« Prophète de l’exemple ». Voici les premières réactions à la mort du Pape François.

Les premières réactions à la disparition du Pape François, décédé ce lundi à l’âge de 88 ans, commencent à émerger.

 

Nombreux sont ceux qui souhaitent rendre hommage à Jorge Mario Bergoglio, né à Flores, Buenos Aires, en Argentine, pour ce qu’il a représenté en tant que pontife et pour la personne qu’il était.

Paulo Rangel, ministre des Affaires étrangères, a été l’un des premiers à réagir au niveau national.

« Je prie pour le Pape François. En tant que personne, en tant que chrétien, en tant que catholique, je lui dois tant. Nous lui devons tant. En janvier, j’ai eu la grâce de passer avec lui plus d’une demi-heure en tête-à-tête. François était le Prophète de l’exemple. Tous, tous, tous, nous ressentirons non pas son absence, mais sa présence », a écrit l’homme politique social-démocrate.

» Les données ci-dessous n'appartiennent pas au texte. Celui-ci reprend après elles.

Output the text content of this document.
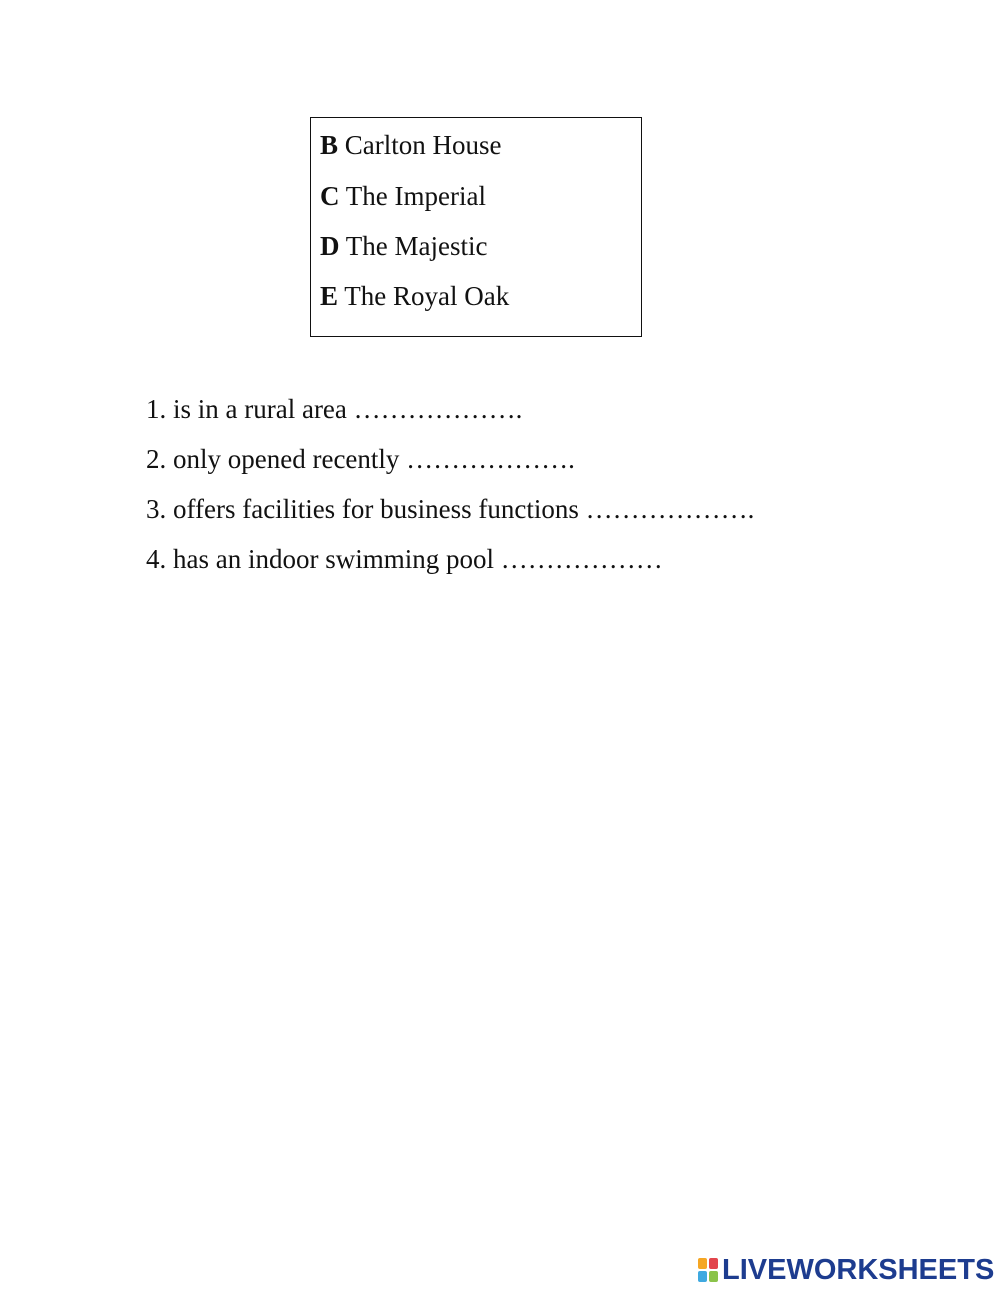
B Carlton House
C The Imperial
D The Majestic
E The Royal Oak
1. is in a rural area ……………….
2. only opened recently ……………….
3. offers facilities for business functions ……………….
4. has an indoor swimming pool ………………
LIVEWORKSHEETS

Pedro Nuno Santos a, quant à lui, émis une note de « profond chagrin » pour le décès du Pape François, au nom du Parti socialiste (PS).

« Le Parti socialiste exprime son profond chagrin pour le décès du Pape François, leader de l’Église catholique, qui a marqué son pontificat par la défense de la paix, de la justice sociale et du dialogue. Le Pape François a cherché à rapprocher l’Église des plus vulnérables, promouvant un message de solidarité et d’inclusion. Dans des temps d’incertitude et de conflit, il a été une voix ferme pour la dignité humaine et la construction de ponts entre les peuples et les cultures. Le Portugal a eu l’honneur de l’accueillir à deux reprises, laissant en mémoire les Journées mondiales de la jeunesse, où il a inspiré des milliers de jeunes à ne pas avoir peur de lutter pour un monde plus juste et fraternel. Le Parti socialiste adresse ses sincères condoléances à la communauté catholique et au Saint-Siège, en rappelant l’héritage d’humanité et d’espoir que le Pape François nous laisse », peut-on lire dans le message partagé par le leader socialiste sur les réseaux sociaux.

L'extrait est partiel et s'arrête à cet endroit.